L'une des bénédictions de recevoir une raclée était de savoir qu'il ne poserait plus la main sur mon visage tant que tout n'aurait pas guéri et disparu. Cela lui a donné l'occasion de me parader à nouveau en public, pour éviter tout soupçon supplémentaire que mon manque de vie sociale faisait déjà naître. Même si les marques de morsures et les contusions persistaient sur le reste de mon corps pendant ces périodes, ce n'était jamais avec autant d'agressivité, de peur que ma douleur n'attire l'attention sur nous. Cette courte fenêtre de répit était à chaque fois un soulagement bienvenu. L'expression du visage de Dawn alors que je m'approchais de sa voiture moins d'une heure auparavant m'avait dit qu'elle n'était absolument pas préparée à la gravité des dégâts qu'il avait réellement infligés.

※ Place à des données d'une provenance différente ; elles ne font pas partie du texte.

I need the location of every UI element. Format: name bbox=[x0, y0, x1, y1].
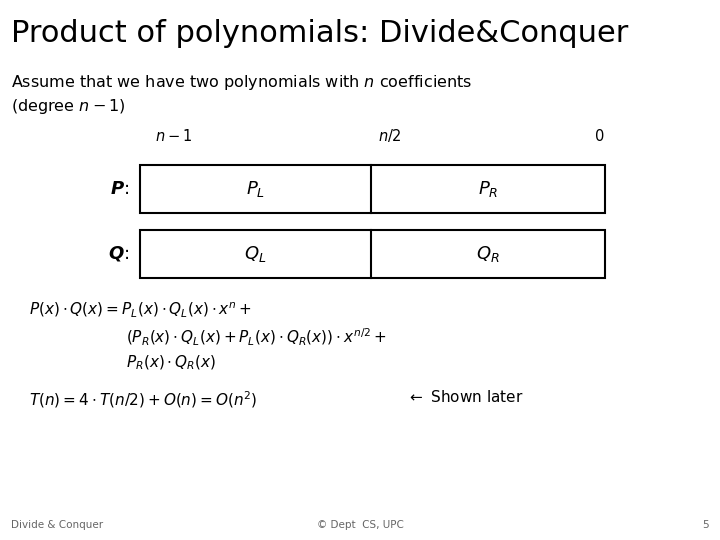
Text: $\leftarrow$ Shown later: $\leftarrow$ Shown later bbox=[407, 389, 523, 405]
Text: $\boldsymbol{P_L}$: $\boldsymbol{P_L}$ bbox=[246, 179, 265, 199]
Text: Assume that we have two polynomials with $n$ coefficients: Assume that we have two polynomials with… bbox=[11, 73, 472, 92]
Text: 5: 5 bbox=[703, 520, 709, 530]
Text: $\boldsymbol{Q_R}$: $\boldsymbol{Q_R}$ bbox=[476, 244, 500, 264]
Text: $n-1$: $n-1$ bbox=[155, 128, 192, 144]
Text: $\boldsymbol{Q_L}$: $\boldsymbol{Q_L}$ bbox=[244, 244, 267, 264]
Text: $n/2$: $n/2$ bbox=[378, 127, 402, 144]
Bar bbox=[140, 165, 605, 213]
Bar bbox=[140, 230, 605, 278]
Text: $0$: $0$ bbox=[595, 128, 605, 144]
Text: © Dept  CS, UPC: © Dept CS, UPC bbox=[317, 520, 403, 530]
Text: Divide & Conquer: Divide & Conquer bbox=[11, 520, 103, 530]
Text: (degree $n-1$): (degree $n-1$) bbox=[11, 97, 125, 116]
Text: $P(x) \cdot Q(x) = P_L(x) \cdot Q_L(x) \cdot x^n+$: $P(x) \cdot Q(x) = P_L(x) \cdot Q_L(x) \… bbox=[29, 300, 252, 319]
Text: $\boldsymbol{Q}$:: $\boldsymbol{Q}$: bbox=[108, 244, 130, 264]
Text: $P_R(x) \cdot Q_R(x)$: $P_R(x) \cdot Q_R(x)$ bbox=[126, 354, 216, 372]
Text: $\boldsymbol{P_R}$: $\boldsymbol{P_R}$ bbox=[477, 179, 498, 199]
Text: $\boldsymbol{P}$:: $\boldsymbol{P}$: bbox=[110, 180, 130, 198]
Text: Product of polynomials: Divide&Conquer: Product of polynomials: Divide&Conquer bbox=[11, 19, 628, 48]
Text: $(P_R(x) \cdot Q_L(x) + P_L(x) \cdot Q_R(x)) \cdot x^{n/2}+$: $(P_R(x) \cdot Q_L(x) + P_L(x) \cdot Q_R… bbox=[126, 327, 387, 348]
Text: $T(n) = 4 \cdot T(n/2) + O(n) = O\left(n^2\right)$: $T(n) = 4 \cdot T(n/2) + O(n) = O\left(n… bbox=[29, 389, 257, 409]
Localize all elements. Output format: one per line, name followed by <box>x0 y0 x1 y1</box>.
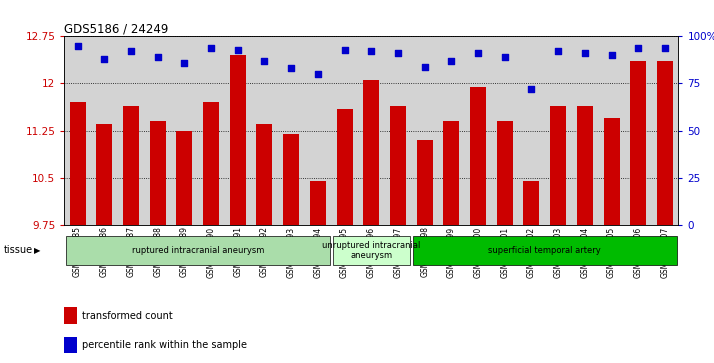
Bar <box>96 125 112 225</box>
Point <box>579 50 590 56</box>
Bar <box>657 61 673 225</box>
Point <box>499 54 511 60</box>
Bar <box>390 106 406 225</box>
Point <box>366 49 377 54</box>
Text: ruptured intracranial aneurysm: ruptured intracranial aneurysm <box>131 246 264 255</box>
FancyBboxPatch shape <box>413 236 677 265</box>
Bar <box>470 87 486 225</box>
Point <box>99 56 110 62</box>
Text: ▶: ▶ <box>34 246 41 255</box>
Point <box>312 71 323 77</box>
Bar <box>283 134 299 225</box>
Bar <box>69 102 86 225</box>
Point <box>473 50 484 56</box>
Bar <box>230 55 246 225</box>
Bar <box>550 106 566 225</box>
Point <box>659 45 670 50</box>
Text: unruptured intracranial
aneurysm: unruptured intracranial aneurysm <box>322 241 421 260</box>
Point <box>392 50 403 56</box>
Point <box>606 52 618 58</box>
Point <box>633 45 644 50</box>
Bar <box>603 118 620 225</box>
Bar <box>523 181 540 225</box>
Point <box>152 54 164 60</box>
Bar <box>203 102 219 225</box>
Point <box>419 64 431 69</box>
Point <box>258 58 270 64</box>
Bar <box>150 121 166 225</box>
Text: transformed count: transformed count <box>82 311 173 321</box>
Bar <box>123 106 139 225</box>
Point <box>72 43 84 49</box>
FancyBboxPatch shape <box>333 236 410 265</box>
Point <box>526 86 537 92</box>
Bar <box>176 131 192 225</box>
Bar <box>497 121 513 225</box>
Text: tissue: tissue <box>4 245 33 256</box>
Bar <box>363 80 379 225</box>
Bar <box>336 109 353 225</box>
Text: percentile rank within the sample: percentile rank within the sample <box>82 340 247 350</box>
Point <box>232 46 243 52</box>
Bar <box>310 181 326 225</box>
Point <box>339 46 351 52</box>
Point <box>206 45 217 50</box>
Bar <box>256 125 273 225</box>
Point <box>178 60 190 66</box>
FancyBboxPatch shape <box>66 236 330 265</box>
Point <box>446 58 457 64</box>
Bar <box>417 140 433 225</box>
Bar <box>443 121 459 225</box>
Text: GDS5186 / 24249: GDS5186 / 24249 <box>64 22 169 35</box>
Point <box>125 49 136 54</box>
Point <box>286 65 297 71</box>
Point <box>553 49 564 54</box>
Text: superficial temporal artery: superficial temporal artery <box>488 246 601 255</box>
Bar <box>630 61 646 225</box>
Bar <box>577 106 593 225</box>
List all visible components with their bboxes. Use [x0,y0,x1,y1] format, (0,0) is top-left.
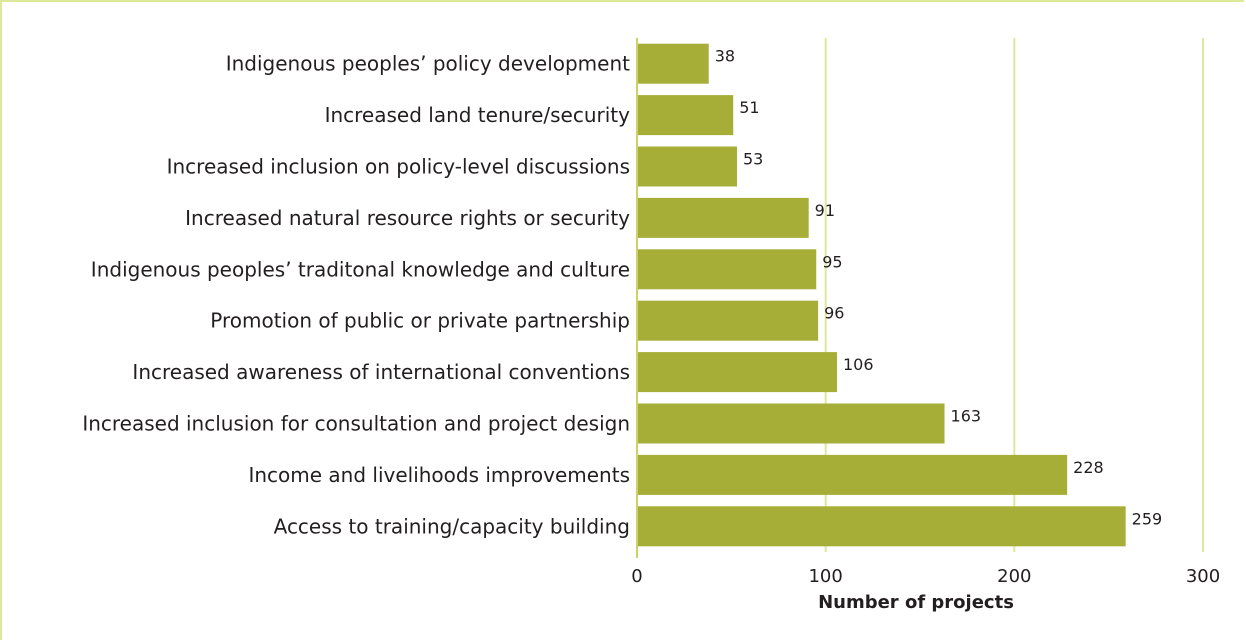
bar [637,454,1068,495]
bar [637,197,809,238]
x-tick-label: 300 [1186,566,1220,587]
category-label: Increased land tenure/security [325,103,631,127]
category-label: Promotion of public or private partnersh… [210,309,630,333]
data-label: 95 [822,252,842,271]
bars [637,43,1126,547]
data-label: 259 [1132,509,1163,528]
bar [637,95,734,136]
x-tick-label: 100 [808,566,842,587]
x-tick-label: 0 [631,566,642,587]
data-label: 96 [824,304,844,323]
x-tick-label: 200 [997,566,1031,587]
category-label: Indigenous peoples’ policy development [226,52,630,76]
category-label: Access to training/capacity building [274,514,630,538]
bar [637,403,945,444]
data-label: 51 [739,98,759,117]
data-label: 91 [815,201,835,220]
data-label: 38 [715,47,735,66]
category-label: Increased inclusion for consultation and… [82,412,630,436]
bar [637,352,837,393]
data-label: 106 [843,355,874,374]
category-label: Increased natural resource rights or sec… [185,206,630,230]
category-label: Increased inclusion on policy-level disc… [167,155,630,179]
bar [637,146,737,187]
x-tick-labels: 0 100 200 300 [631,566,1220,587]
data-label: 228 [1073,458,1104,477]
bar [637,300,819,341]
category-label: Indigenous peoples’ traditonal knowledge… [91,257,630,281]
data-labels: 38 51 53 91 95 96 106 163 228 259 [715,47,1163,529]
category-labels: Indigenous peoples’ policy development In… [82,52,630,539]
data-label: 163 [951,407,982,426]
data-label: 53 [743,150,763,169]
bar [637,43,709,84]
bar [637,249,817,290]
category-label: Income and livelihoods improvements [248,463,630,487]
bar [637,506,1126,547]
category-label: Increased awareness of international con… [132,360,630,384]
x-axis-title: Number of projects [818,592,1014,613]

"Ça en valait la peine", déclarai-je sincèrement en prenant ses deux mains dans les miennes et en les serrant fermement. « Chaque égratignure, coupure, contusion, cicatrice et fracture m'a donné la chance de mettre plus de distance entre moi et lui que je n'en ai eu depuis des années. J'ai une chance maintenant. Je peux le dénoncer et, espérons-le, obtenir une ordonnance de protection à long terme. Il pourrait même être arrêté et envoyé en prison. Ensuite, je pourrai quitter le pays et changer de nom, et je n'aurais pas pu arriver aussi loin sans votre aide", lui ai-je rappelé.
« Tout ce que j'ai fait, c'est venir vous chercher et acheter quelques fournitures pour que vous puissiez repartir à zéro. »
« Vous m'avez également fait confiance lorsque je vous ai raconté ce qu'il me faisait, alors que vous n'aviez aucune preuve pour le corroborer. Et tu m'as donné les sédatifs. Je ne serais jamais arrivé aussi loin sans toi, Dawn. Tu étais mon seul véritable ami, la seule personne en qui j'ai toujours eu confiance depuis mon arrivée en Amérique.
"Je ne peux pas te laisser partir, Izzie," s'étrangla-t-elle, sa voix tremblante d'émotion. Cela me faisait encore plus mal à la poitrine qu'avant, ce que j'aurais cru impossible jusqu'à présent. « Il doit y avoir un moyen pour que nous puissions rester en contact avant que vous quittiez le pays. Rester au moins avec nous jusqu'à ce que les tribunaux rendent l'ordonnance ?
«C'est plus sûr pour nous tous si nous ne restons pas en contact», lui ai-je rappelé tristement. « Au cas où il ne serait pas arrêté, je ne veux pas vous mettre, vous ou Vic, en danger. Si vous ne savez pas où je suis, il ne peut pas vous imposer ma localisation.